2. A Total Failure in Candidate Experience (CX)
There is a massive disconnect between HR departments and the reality of modern market research. By ignoring basic Customer Experience (CX) principles, hiring processes have become stagnant:
Endless Questionnaires: It is common to find applications requiring 10 to 20 open-ended questions plus a cover letter—a format that feels prehistoric when a well-structured CV is already provided.
Lack of Technical Logic: Those designing these processes seem to ignore that every extra click is a friction point that drives away top-tier talent.
3. "Macabre" and Dehumanized Automation
The critique intensifies when looking at how Artificial Intelligence handles candidate communication. Instead of bridging the gap, technology is being used to build walls.
Instant Rejections: Receiving an automated "not moving forward" email minutes after applying—without a shred of personalization—is offensive and demoralizing.
The Feedback Vacuum: Despite advances in AI, companies aren't using tech to provide valuable feedback. Instead, they use it to automate the disregard for human effort.
4. The Proposal: From 1970s Ads to "Solution Marketing"

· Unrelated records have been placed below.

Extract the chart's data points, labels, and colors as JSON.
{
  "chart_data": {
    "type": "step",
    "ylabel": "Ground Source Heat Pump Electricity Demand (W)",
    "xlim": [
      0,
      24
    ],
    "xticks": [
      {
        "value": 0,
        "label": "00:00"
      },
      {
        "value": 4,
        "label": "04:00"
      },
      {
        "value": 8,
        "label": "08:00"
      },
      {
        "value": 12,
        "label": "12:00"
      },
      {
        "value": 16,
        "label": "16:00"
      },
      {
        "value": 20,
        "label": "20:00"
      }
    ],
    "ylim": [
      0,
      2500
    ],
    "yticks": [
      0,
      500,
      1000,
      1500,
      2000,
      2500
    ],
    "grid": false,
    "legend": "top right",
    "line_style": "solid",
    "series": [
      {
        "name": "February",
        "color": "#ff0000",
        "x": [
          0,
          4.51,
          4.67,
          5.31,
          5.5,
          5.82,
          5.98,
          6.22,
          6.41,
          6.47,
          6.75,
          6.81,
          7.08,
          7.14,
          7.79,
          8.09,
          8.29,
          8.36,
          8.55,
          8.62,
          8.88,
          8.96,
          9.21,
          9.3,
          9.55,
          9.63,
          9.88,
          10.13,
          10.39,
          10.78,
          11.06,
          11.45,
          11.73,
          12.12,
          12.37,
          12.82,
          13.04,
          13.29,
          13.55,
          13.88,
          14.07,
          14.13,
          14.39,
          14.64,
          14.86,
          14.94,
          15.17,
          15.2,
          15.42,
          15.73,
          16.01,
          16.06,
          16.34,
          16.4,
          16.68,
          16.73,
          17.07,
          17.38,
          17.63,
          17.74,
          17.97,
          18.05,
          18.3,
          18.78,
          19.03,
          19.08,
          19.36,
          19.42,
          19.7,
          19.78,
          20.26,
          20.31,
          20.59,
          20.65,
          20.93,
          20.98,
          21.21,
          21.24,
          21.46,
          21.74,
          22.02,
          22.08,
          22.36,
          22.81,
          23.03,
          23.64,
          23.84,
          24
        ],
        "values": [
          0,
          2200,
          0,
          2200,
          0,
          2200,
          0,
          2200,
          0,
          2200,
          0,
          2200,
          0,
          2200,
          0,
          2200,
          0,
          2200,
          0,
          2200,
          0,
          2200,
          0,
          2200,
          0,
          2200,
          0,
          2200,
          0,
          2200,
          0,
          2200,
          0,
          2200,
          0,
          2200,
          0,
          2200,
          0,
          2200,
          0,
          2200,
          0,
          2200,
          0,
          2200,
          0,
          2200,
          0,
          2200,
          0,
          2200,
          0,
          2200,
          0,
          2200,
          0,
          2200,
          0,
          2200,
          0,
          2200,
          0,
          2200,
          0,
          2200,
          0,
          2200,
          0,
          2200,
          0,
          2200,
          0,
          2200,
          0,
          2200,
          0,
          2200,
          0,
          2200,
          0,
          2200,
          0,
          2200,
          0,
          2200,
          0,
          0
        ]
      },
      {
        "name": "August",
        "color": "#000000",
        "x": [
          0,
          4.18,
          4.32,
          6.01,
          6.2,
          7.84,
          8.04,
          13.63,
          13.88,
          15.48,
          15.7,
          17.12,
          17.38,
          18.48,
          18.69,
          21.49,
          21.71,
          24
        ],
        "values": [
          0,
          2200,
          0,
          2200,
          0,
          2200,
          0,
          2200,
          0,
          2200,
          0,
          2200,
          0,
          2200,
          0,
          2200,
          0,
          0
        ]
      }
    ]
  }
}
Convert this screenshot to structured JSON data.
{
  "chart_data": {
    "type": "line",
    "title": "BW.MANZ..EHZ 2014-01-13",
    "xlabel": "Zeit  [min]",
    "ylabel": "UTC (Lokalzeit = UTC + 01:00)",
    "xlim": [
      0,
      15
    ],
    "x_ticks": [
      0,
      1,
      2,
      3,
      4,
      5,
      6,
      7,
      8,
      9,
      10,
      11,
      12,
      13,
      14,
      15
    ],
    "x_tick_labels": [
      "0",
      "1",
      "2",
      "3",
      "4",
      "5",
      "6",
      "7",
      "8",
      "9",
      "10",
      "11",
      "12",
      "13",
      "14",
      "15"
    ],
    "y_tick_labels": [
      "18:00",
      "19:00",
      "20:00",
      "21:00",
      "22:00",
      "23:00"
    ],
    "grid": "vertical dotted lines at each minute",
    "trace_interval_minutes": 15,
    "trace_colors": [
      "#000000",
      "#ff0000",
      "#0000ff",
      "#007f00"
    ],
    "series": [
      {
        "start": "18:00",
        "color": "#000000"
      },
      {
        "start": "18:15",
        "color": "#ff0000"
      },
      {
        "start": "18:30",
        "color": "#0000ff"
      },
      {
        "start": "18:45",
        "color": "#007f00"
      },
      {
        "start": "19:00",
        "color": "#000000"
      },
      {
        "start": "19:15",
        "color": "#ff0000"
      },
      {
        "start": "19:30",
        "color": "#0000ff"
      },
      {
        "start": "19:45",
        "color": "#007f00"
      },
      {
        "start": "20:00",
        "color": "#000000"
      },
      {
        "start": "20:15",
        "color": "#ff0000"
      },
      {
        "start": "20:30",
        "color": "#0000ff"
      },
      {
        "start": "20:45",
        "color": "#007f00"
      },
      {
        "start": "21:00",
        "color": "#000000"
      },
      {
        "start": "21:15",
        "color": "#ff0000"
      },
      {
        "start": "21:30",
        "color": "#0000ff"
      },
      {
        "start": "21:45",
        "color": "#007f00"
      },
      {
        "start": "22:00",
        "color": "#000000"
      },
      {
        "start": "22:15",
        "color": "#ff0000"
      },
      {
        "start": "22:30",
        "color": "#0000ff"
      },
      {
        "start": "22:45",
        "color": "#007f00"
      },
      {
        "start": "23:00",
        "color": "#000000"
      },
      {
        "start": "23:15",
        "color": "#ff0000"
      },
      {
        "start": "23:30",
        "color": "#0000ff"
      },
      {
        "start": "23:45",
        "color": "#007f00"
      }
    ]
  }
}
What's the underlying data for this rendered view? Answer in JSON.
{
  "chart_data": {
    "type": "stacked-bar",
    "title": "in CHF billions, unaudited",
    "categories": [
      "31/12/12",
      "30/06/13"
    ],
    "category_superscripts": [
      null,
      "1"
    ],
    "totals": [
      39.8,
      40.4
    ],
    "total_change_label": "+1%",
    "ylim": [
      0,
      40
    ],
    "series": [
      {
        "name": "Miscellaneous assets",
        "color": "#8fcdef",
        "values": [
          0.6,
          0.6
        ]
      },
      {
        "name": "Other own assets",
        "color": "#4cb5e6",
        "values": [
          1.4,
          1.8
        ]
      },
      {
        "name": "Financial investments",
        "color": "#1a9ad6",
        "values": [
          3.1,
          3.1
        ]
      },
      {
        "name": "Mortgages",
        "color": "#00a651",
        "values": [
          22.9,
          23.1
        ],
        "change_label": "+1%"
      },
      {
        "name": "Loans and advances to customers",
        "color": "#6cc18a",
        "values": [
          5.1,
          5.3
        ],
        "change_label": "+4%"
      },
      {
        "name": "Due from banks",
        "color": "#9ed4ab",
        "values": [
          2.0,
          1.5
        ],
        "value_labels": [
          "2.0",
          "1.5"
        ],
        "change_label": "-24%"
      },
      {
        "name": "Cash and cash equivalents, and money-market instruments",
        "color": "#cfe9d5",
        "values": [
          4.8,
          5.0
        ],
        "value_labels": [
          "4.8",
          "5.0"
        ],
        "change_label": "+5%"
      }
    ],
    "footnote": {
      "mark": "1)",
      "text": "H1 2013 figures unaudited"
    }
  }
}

Recruitment is stuck in the past, operating like old-school TV commercials: long, boring messages that nobody actually reads. To fix this, we must pivot:
Adapting to Digital Reading (Z, L, and X Patterns)
We must acknowledge that people consume information in quick, fragmented bursts. Job postings must be scannable, direct, and mobile-friendly.
The Problem-Solving Approach
Instead of a dry list of technical requirements, companies should lead with: “We have this specific problem; how would you solve it?”
Flipping the Funnel
Identify "solvers" first through specific challenges or micro-tasks. Only after validating their ability to solve the problem should we dive into resumes or deep-dive interviews.
The Bottom Line: Modern recruitment must stop treating candidates as data points and start treating them as internal customers. Technology should serve to humanize the connection, not to automate the contempt for someone else's time.
In a context like Argentina, where the analysis was conducted, the problem of supply and demand for jobs is compounded. Recruiters can become overwhelmed by the sheer number of applications for the same position, often with candidates who don't meet the requirements. Sometimes, simply securing an income doesn't even fulfill the needs and expectations of the company.
Solving the job market entirely isn't possible, but a more practical and honest approach from both sides of the relationship could be a good starting point.